二年三組の連中に囲まれた我が恋人は困ったように笑いながら、
「えっと……私に答えられる範囲で、よければ……?」
「「「「「うおおおおおおお! 森野さんの許可が下りたぞ!」」」」」
「戸成くんのどこが好きなの!?」
「最初の出会いは何歳ぐらい?」
「ぶっちゃけどこまでいった?」
「戸成なんかよりも俺の方が森野さんのこと幸せにできると思うんだけど、それについてどう思う?」
「一番思い出に残ってるデートスポットは?」
堰を切ったように質問の波が光莉に襲い掛かった。どうでもいいが、光莉にワンチャン狙おうとしてるアホは後でボコボコにしておこうと思う。

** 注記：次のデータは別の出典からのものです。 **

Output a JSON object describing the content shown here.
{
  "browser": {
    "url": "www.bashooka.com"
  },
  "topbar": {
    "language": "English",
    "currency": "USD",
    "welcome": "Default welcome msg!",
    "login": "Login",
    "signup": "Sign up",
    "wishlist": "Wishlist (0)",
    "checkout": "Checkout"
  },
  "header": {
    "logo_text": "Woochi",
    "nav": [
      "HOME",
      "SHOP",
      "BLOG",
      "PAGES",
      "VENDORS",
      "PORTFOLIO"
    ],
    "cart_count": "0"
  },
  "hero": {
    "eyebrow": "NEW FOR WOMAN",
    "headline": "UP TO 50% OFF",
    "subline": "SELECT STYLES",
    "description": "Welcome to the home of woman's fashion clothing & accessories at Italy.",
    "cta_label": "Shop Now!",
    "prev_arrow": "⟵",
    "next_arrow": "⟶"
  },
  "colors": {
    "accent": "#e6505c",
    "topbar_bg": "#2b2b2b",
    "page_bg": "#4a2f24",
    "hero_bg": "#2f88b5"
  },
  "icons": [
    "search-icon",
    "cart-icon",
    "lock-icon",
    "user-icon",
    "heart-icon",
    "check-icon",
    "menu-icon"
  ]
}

ま、それはともかく、どうやら今日はクラスの連中は役に立たないようだ。仕方がないので俺は俺の仕事をやることとしよう。
光莉の周囲に集う馬鹿どもの群れを抜け、衣装班の作業エリアへと移動する。
「み、水樹!」
そんな俺を遠くから呼ぶ声が。
あえて確認するまでもない。二年三組の馬鹿どもに集られている光莉だ。
「助けて! 答えても答えても終わらないんだけど!?」
「すまん。俺も今日は作業があるから……頑張れ」
「う、裏切りものー!」
質問の濁流に呑まれる恋人に向かって合掌する。遊びに来いと言った手前、とても申し訳ない気持ちはあるのだが……まあ、光莉が有名なのが悪いよね(開き直り)。
「さて、今日も衣装作り頑張りますか!」
「あんた、後で光莉に怒られても知らないわよ?」
まあ、その時はその時ということで。